2

I have a squared 2D array that I would like to rotate clockwise and counter clockwise.

I was following this answer here for rotating to the right:

Rotating a 2D pixel array by 90 degrees

The code I developed:

void rotateRight()
{  
    for (int i = 0; i < m_width; i += 1) {
        for (int j = i + 1; j < m_height; j += 1) {
            std::swap(get(i, j), get(j, i));  
        }
    }
}

However, the array did not rotate. I have a 10x10 array with 5's, and on the top-left corner is a 7. I expected the 7 to go to the top-right corner after rotating, but it's still at the top-left corner.

The member function get() is my own, which just returns a reference to a cell.

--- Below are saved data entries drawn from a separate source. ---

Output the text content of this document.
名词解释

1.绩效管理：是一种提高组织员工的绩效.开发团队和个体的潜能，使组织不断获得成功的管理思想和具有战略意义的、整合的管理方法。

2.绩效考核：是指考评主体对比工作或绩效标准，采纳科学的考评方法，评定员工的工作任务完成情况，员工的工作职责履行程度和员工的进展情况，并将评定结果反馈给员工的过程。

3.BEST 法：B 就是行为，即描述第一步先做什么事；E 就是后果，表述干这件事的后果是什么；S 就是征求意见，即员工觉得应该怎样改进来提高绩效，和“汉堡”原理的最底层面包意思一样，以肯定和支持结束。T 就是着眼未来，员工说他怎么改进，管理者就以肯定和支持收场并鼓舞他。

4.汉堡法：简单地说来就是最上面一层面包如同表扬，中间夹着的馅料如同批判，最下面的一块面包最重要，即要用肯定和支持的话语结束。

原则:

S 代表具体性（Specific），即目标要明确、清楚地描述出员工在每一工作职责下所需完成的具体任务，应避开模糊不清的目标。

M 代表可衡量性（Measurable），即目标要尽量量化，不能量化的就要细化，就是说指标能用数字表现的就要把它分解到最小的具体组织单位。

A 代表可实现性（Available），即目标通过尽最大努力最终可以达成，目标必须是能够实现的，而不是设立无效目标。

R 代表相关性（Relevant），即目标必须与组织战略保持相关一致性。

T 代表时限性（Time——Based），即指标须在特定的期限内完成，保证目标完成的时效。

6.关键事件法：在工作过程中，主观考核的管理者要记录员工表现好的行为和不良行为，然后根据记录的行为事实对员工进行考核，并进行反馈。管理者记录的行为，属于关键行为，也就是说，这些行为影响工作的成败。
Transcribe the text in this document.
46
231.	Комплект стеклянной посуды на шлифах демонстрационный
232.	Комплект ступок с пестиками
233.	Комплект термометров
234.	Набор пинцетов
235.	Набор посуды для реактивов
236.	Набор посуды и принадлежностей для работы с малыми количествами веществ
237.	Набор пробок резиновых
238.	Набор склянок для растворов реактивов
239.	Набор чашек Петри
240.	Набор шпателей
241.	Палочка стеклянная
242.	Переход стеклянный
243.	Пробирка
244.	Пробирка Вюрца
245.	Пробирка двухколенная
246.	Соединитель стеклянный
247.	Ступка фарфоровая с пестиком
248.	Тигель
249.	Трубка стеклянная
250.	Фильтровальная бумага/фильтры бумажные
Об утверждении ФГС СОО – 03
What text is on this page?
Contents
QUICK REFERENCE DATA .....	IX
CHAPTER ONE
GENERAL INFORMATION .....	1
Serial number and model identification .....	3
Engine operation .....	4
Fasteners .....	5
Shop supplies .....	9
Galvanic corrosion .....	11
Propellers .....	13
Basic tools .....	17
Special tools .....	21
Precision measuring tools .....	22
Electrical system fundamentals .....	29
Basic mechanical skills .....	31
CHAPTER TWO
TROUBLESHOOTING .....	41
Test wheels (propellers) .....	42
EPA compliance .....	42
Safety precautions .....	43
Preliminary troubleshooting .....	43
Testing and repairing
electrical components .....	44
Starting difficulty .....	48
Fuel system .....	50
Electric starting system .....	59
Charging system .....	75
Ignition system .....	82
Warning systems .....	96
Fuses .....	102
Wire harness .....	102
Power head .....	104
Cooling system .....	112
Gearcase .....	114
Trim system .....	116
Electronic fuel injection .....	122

T& get(const int x, const int y)
{ 
    return m_array[y * m_width + x];
}

How can I get this to rotate? Does a new array have to be made? Would appreciate the help. Thanks!

Update:

Latest attempt. Okay, so the '7' rotated to the right finally from the top-left corner to the top-right corner. But when rotateRight() is called again, it fails. My 7 on the top-right corner is gone and no longer found. Looking into it.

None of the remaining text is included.